Rebecca McDiarmid and Donna Burkett have evaluated a clinical coaching pilot for Nursing students.
As it is one of the requirements for all registered nurses, all nursing graduates must be able to demonstrate competency in observing and assessing others, and giving direction and delegation to others. Even immediately after graduation any nursing graduate may find themselves in a work environment where they are the most senior or indeed only registered nurse. But this particular competency can be difficult to learn because the students have limited opportunities to practice these skills before graduation. To address this need, our School of Nursing has piloted a new initiative in 2018.
This year every third year nursing student participated in two laboratories of two hours each with first year students. They were there to provide "clinical coaching" to the first year students. Each third year student was assigned to two or three first-years, to observe and assess them as the first-years learned a new clinical skill. In the process the third-years were practising observational assessment and giving direction and meaningful feedback.
Two of the lecturers, Rebecca McDiarmid and Donna Burkett, carried out research to evaluate the success of the pilot for the third year students.

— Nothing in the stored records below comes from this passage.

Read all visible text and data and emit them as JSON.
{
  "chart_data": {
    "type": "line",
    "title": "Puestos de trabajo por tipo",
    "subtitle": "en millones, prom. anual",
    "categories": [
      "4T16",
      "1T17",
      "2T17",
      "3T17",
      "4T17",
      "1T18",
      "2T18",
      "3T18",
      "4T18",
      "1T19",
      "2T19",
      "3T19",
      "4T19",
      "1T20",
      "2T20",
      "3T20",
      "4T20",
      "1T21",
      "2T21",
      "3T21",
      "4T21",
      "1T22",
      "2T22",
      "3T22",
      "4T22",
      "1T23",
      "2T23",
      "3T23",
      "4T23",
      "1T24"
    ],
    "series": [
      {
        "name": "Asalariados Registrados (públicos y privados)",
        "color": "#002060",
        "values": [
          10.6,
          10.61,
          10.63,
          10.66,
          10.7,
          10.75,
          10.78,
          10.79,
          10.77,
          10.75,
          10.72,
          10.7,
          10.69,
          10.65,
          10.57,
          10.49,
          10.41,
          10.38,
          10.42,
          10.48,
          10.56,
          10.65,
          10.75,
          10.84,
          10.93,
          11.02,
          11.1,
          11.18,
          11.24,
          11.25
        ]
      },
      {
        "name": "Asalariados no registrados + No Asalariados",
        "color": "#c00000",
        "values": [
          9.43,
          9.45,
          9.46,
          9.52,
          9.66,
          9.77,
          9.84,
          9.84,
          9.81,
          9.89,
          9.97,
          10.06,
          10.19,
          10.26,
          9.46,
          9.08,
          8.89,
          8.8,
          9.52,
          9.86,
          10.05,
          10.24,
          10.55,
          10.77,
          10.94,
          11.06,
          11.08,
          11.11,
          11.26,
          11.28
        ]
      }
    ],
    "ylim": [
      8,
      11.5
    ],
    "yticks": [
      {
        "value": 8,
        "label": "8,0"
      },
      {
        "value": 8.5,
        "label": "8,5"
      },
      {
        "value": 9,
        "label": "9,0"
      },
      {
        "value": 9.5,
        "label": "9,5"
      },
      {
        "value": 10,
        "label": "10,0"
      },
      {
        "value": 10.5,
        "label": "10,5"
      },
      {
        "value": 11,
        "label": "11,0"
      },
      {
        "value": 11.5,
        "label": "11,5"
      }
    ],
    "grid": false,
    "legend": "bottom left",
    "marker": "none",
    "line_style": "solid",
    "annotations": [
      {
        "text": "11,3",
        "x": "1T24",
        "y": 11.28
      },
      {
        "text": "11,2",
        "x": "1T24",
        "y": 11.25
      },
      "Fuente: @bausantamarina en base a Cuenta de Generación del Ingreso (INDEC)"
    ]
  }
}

Their survey found that
- The pilot initiative did give the third year students the opportunity to practise and enhance their mentoring skills
- Their confidence in their own skills increased
- They appreciated the opportunity to build collegial relationships with the first year students
- 91% felt they had they had an increased ability to articulate the required competency
This last point is consistent with the lecturers' observation that this year the students' portfolios include greater use of concrete examples to evidence this competency. Anecdotally the first year students also benefited from the pilot, for example they appreciated the opportunity to ask questions of someone to whom they could relate easily. The success of this pilot means the initiative will be repeated in 2019, with some minor improvements prompted by feedback by the third year students.